Insofern fehlt saldiert netto überhaupt nichts im Bereich „Medienkompetenzförderung“. – Das nur als Vorbemerkung.

Kinder und Jugendliche sind grundsätzlich ein besonders schützenswerter Teil unserer Gesellschaft. Das steht komplett außer Frage. Es ist auch klar, dass sich während der Coronapandemie viel Freizeit der Jugendlichen und Kinder in den Lebensraum bzw. Gesellschaftsteil der sozialen Medien verlagert hat. Vor allem Jugendliche verbringen einen großen Teil ihrer Zeit in sozialen Netzwerken, im Internet oder auch mit Games. Die Befürchtung, dass durch zu viel Bildschirmzeit ein schädliches Suchtverhalten zutage treten kann, ist verständlich und sicherlich in Teilen berechtigt.

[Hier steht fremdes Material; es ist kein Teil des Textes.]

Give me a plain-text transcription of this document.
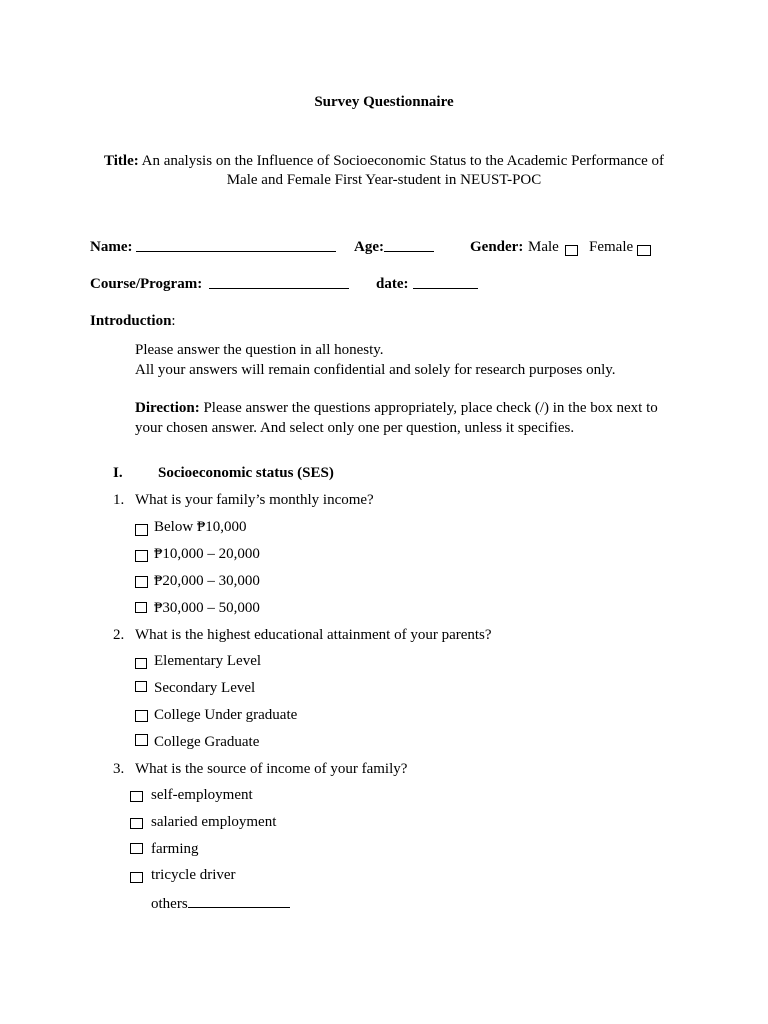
Survey Questionnaire
Title: An analysis on the Influence of Socioeconomic Status to the Academic Performance of
Male and Female First Year-student in NEUST-POC
Name:	Age:	Gender: Male Female
Course/Program:	date:
Introduction:
Please answer the question in all honesty.
All your answers will remain confidential and solely for research purposes only.
Direction: Please answer the questions appropriately, place check (/) in the box next to
your chosen answer. And select only one per question, unless it specifies.
I. Socioeconomic status (SES)
1. What is your family’s monthly income?
Below ₱10,000
₱10,000 – 20,000
₱20,000 – 30,000
₱30,000 – 50,000
2. What is the highest educational attainment of your parents?
Elementary Level
Secondary Level
College Under graduate
College Graduate
3. What is the source of income of your family?
self-employment
salaried employment
farming
tricycle driver
others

Im vorliegenden Antrag kommen die Kolleg*innen von der SPD leider vermehrt zu Fehlschlüssen bezüglich der Mediennutzung von Kindern und Jugendlichen. Sie legen einen sehr umfassenden Forderungskatalog vor, mit denen Sie in Teilen am Ziel vorbeischießen.

Zum Mediennutzungsverhalten. Es stimmt, dass sich die Bildschirmzeit von Jugendlichen immer weiter erhöht. Es ist allerdings ein Trugschluss, Mediennutzung und Bildschirmzeit pauschal zu Suchtverhalten zusammenzufassen. Erhöhte Nutzungszeiten von Medien haben vermehrt suchtfremde Gründe. Jugendliche bilden sich im digitalen Raum weiter, üben sich in sozialer Integration und leben sich auch kreativ aus. Von einem erhöhten Nutzungsverhalten auf eine Mediensucht zu schließen – sie ist übrigens nach ICD nicht als Sucht anerkannt –, ist daher potenziell sogar gefährlich.

Es bedarf in NRW auch nicht einer Schaffung von Spezialambulanzen zur Mediensucht oder einer unabhängigen Landesstelle für Mediensuchtprävention. Es gibt in Nordrhein-Westfalen bereits flächendeckend gute Strukturen im Bereich „Suchtprävention“. Hier noch mehr Engagement in doppelte und dreifache Strukturen zu stecken, ist aus unserer Sicht der falsche Ansatz.

Vizepräsident Christof Rasche: Entschuldigung. Es gibt den Wunsch nach einer Zwischenfrage von Herrn Bakum.

Anja von Marenholtz (GRÜNE): Sehr gerne.

Vizepräsident Christof Rasche: Dann darf er sie jetzt stellen. – Bitte sehr.

Rodion Bakum (SPD): Vielen Dank, Herr Präsident. – Vielen Dank, Frau Kollegin. Sie haben gerade gesagt, es gebe keine Sucht bzw. es sollte nicht immer alles direkt problematisiert werden. Erkennen Sie denn an, wie wir es auch im Antrag geschrieben haben, dass die Krankenkasse DAK und übrigens heute auch die IKK bestätigt haben,

(Mehrdad Mostofizadeh [GRÜNE]: Die Zeit läuft noch!)

dass sich seit der Coronapandemie das problematische Verhalten im Internet von Kindern und Jugendlichen in bestimmten Altersgruppen verdoppelt oder sogar verdreifacht hat? Ist das für Sie ein Problem oder nicht?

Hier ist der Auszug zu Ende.